Ah ya, berbicara mengenai kepribadian, kami sangat bertolak belakang dalam banyak hal sebenarnya. Dalam bermedia sosial contohnya, aku aktif di Twitter sementara ia aktif di Facebook, meskipun aktif di sini maksudnya hanya “aktif membuka dan melihat-lihat”. Perbedaan lainnya adalah bagaimana kami menyikapi sesuatu. Kak Nova adalah orang paling rasional yang pernah aku temui. Ia akan bertindak berdasarkan logika terhadap apapun. Sangat berlawanan denganku yang menomorsatukan perasaan ketika menghadapi sesuatu. Contoh sederhananya adalah kak Nova akan memperlakukan orang lain sebagaimana ia ingin dan mau diperlakukan. Aku tidak demikian. Dalam memperlakukan orang lain, selain sebagaimana aku ingin dan mau diperlakukan, aku juga akan menimbang apakah orang tersebut nyaman jika aku bersikap begitu. Karena bisa saja aku tidak masalah diperlakukan demikian tapi orang lain tidak menyukainya. Memang jadinya lebih rumit karena aku pun sadar bahwa aku tidak diciptakan untuk dapat menyenangkan perasaan semua manusia bahkan dengan usaha sebesar apapun, tapi aku merasa dengan begitu maka aku bisa jauh lebih menghargai perasaan orang lain.

“Kak, dari tadi ada yang ngikutin lho,” kataku sambil celingak-celinguk.

“Hmm? Siapa?”

“Semut. Karena mereka selalu ngikutin apa aja yang manis,” kataku sambil melihat tepat di kedua matanya. Ia tersenyum salah tingkah. Aku tentu saja tidak kalah salah tingkah dan semakin berdebar-debar.

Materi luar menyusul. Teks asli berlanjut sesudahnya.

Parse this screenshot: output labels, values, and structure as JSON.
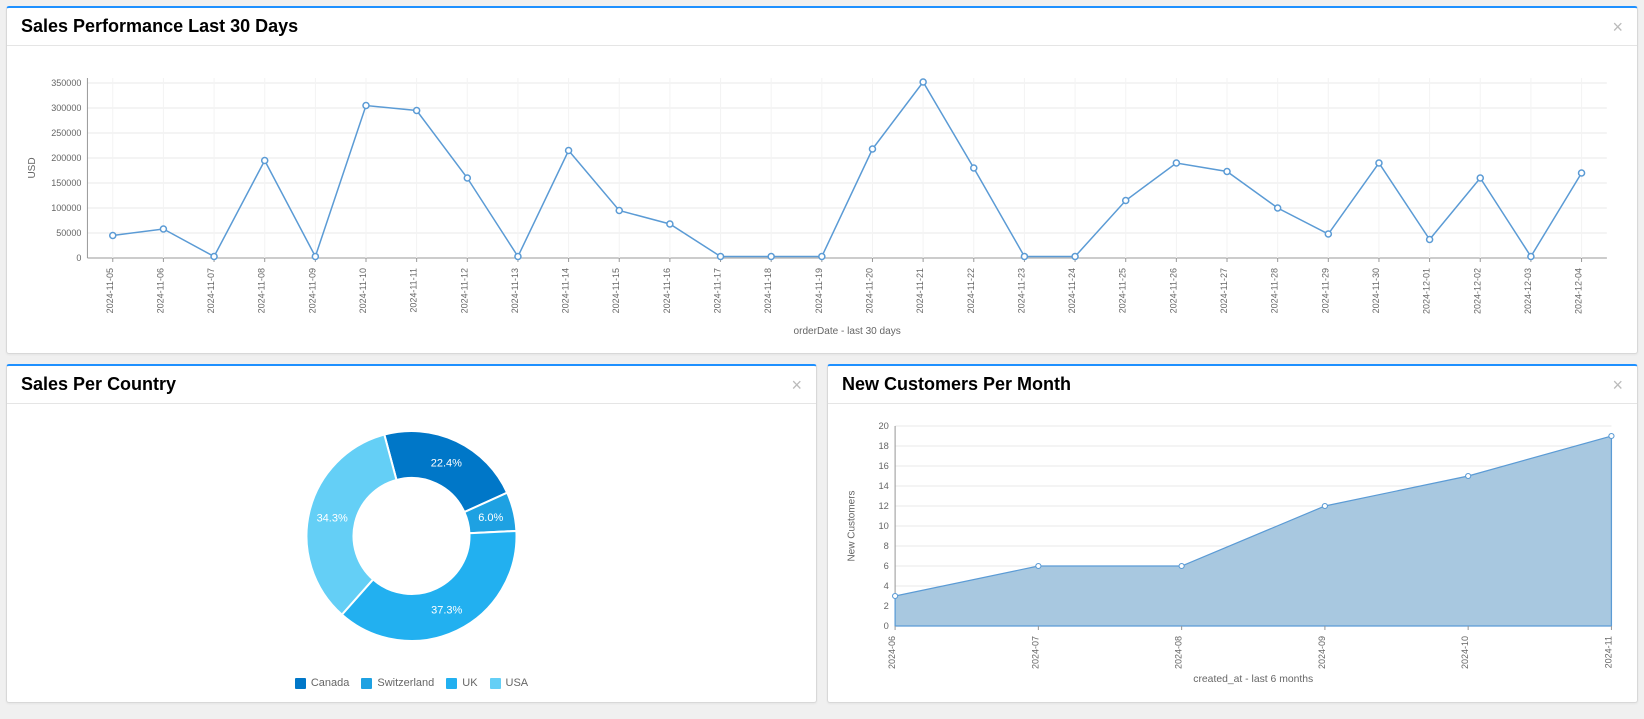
{
  "chart_data": [
    {
      "id": "sales30",
      "type": "line",
      "title": "Sales Performance Last 30 Days",
      "ylabel": "USD",
      "xlabel": "orderDate - last 30 days",
      "ylim": [
        0,
        360000
      ],
      "yticks": [
        0,
        50000,
        100000,
        150000,
        200000,
        250000,
        300000,
        350000
      ],
      "categories": [
        "2024-11-05",
        "2024-11-06",
        "2024-11-07",
        "2024-11-08",
        "2024-11-09",
        "2024-11-10",
        "2024-11-11",
        "2024-11-12",
        "2024-11-13",
        "2024-11-14",
        "2024-11-15",
        "2024-11-16",
        "2024-11-17",
        "2024-11-18",
        "2024-11-19",
        "2024-11-20",
        "2024-11-21",
        "2024-11-22",
        "2024-11-23",
        "2024-11-24",
        "2024-11-25",
        "2024-11-26",
        "2024-11-27",
        "2024-11-28",
        "2024-11-29",
        "2024-11-30",
        "2024-12-01",
        "2024-12-02",
        "2024-12-03",
        "2024-12-04"
      ],
      "values": [
        45000,
        58000,
        3000,
        195000,
        3000,
        305000,
        295000,
        160000,
        3000,
        215000,
        95000,
        68000,
        3000,
        3000,
        3000,
        218000,
        352000,
        180000,
        3000,
        3000,
        115000,
        190000,
        173000,
        100000,
        48000,
        190000,
        37000,
        160000,
        3000,
        170000
      ]
    },
    {
      "id": "salesCountry",
      "type": "pie",
      "title": "Sales Per Country",
      "series": [
        {
          "name": "Canada",
          "value": 22.4,
          "label": "22.4%",
          "color": "#0077c8"
        },
        {
          "name": "Switzerland",
          "value": 6.0,
          "label": "6.0%",
          "color": "#1ea1e2"
        },
        {
          "name": "UK",
          "value": 37.3,
          "label": "37.3%",
          "color": "#22b0f0"
        },
        {
          "name": "USA",
          "value": 34.3,
          "label": "34.3%",
          "color": "#64cff6"
        }
      ]
    },
    {
      "id": "newCustomers",
      "type": "area",
      "title": "New Customers Per Month",
      "ylabel": "New Customers",
      "xlabel": "created_at - last 6 months",
      "ylim": [
        0,
        20
      ],
      "yticks": [
        0,
        2,
        4,
        6,
        8,
        10,
        12,
        14,
        16,
        18,
        20
      ],
      "categories": [
        "2024-06",
        "2024-07",
        "2024-08",
        "2024-09",
        "2024-10",
        "2024-11"
      ],
      "values": [
        3,
        6,
        6,
        12,
        15,
        19
      ]
    }
  ]
}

“Seperti biasa yah,” katanya kemudian. Aku hanya meringis, menampilkan deretan gigiku. Benar sekali memang aku biasa melemparkan pick up line atau yang remaja bilang sebagai gombalan, yang aku kumpulkan dari cuitan-cuitan random di Twitter. Ada banyak sekali dan aku hanya tinggal menunggu waktu serta keberanian untuk mengungkapkannya. Setiap aku hendak berbicara padanya, entah kenapa rasanya seperti ada sekat di tenggorokan hingga suaraku sulit keluar. Berbicara normal saja susah, apalagi melemparkan rayuan gombal! Benar-benar membuatku salah tingkah sendiri sebelum sempat mengucapkannya.

“Kamu udah berapa kali naik ini, Ve?” tanya kak Nova. Aku bergumam dan berpikir, mengingat-ingat lagi kapan saja sudah bepergian menaiki bus ini.

“Sekitar lima atau enam kali kayaknya, mungkin?”

“Ke mana aja itu?”

Aku meringis, “Ke situ-situ aja sih he-he karena lebih sering sendiri dan aku agak males cari tahu tujuan baru kalo sendiri. Meskipun sebenernya lebih enak sih kalau sendiri cari tujuan baru karena bisa eksplor sana-sini dengan bebas tapi ya.. pada akhirnya aku juga perlu orang yang dikenal buat aku tanyai pendapatnya mending ke tujuan ini atau itu. Mending lewat rute ini atau itu sesuai arahan maps. Orang yang bisa aku ajak foto bersama atau kumintai memfoto aku. Jadi ya.. beberapa kali pergi sendiri cuma ke situ-situ aja,” jawabku panjang lebar. Tidak ada kebohongan. Memang benar aku lebih merasa enggan bepergian ke tujuan baru jika sendiri karena pada akhirnya meskipun aku merasa senang dan bebas tapi perlahan merasa kesepian. Lalu aku akan mulai mengasihani diri sendiri karena menyadari tidak memiliki siapa-siapa untuk diajak pergi dan senang-senang bersama.

“Berarti kamu kalo pergi-pergi selalu sendiri?”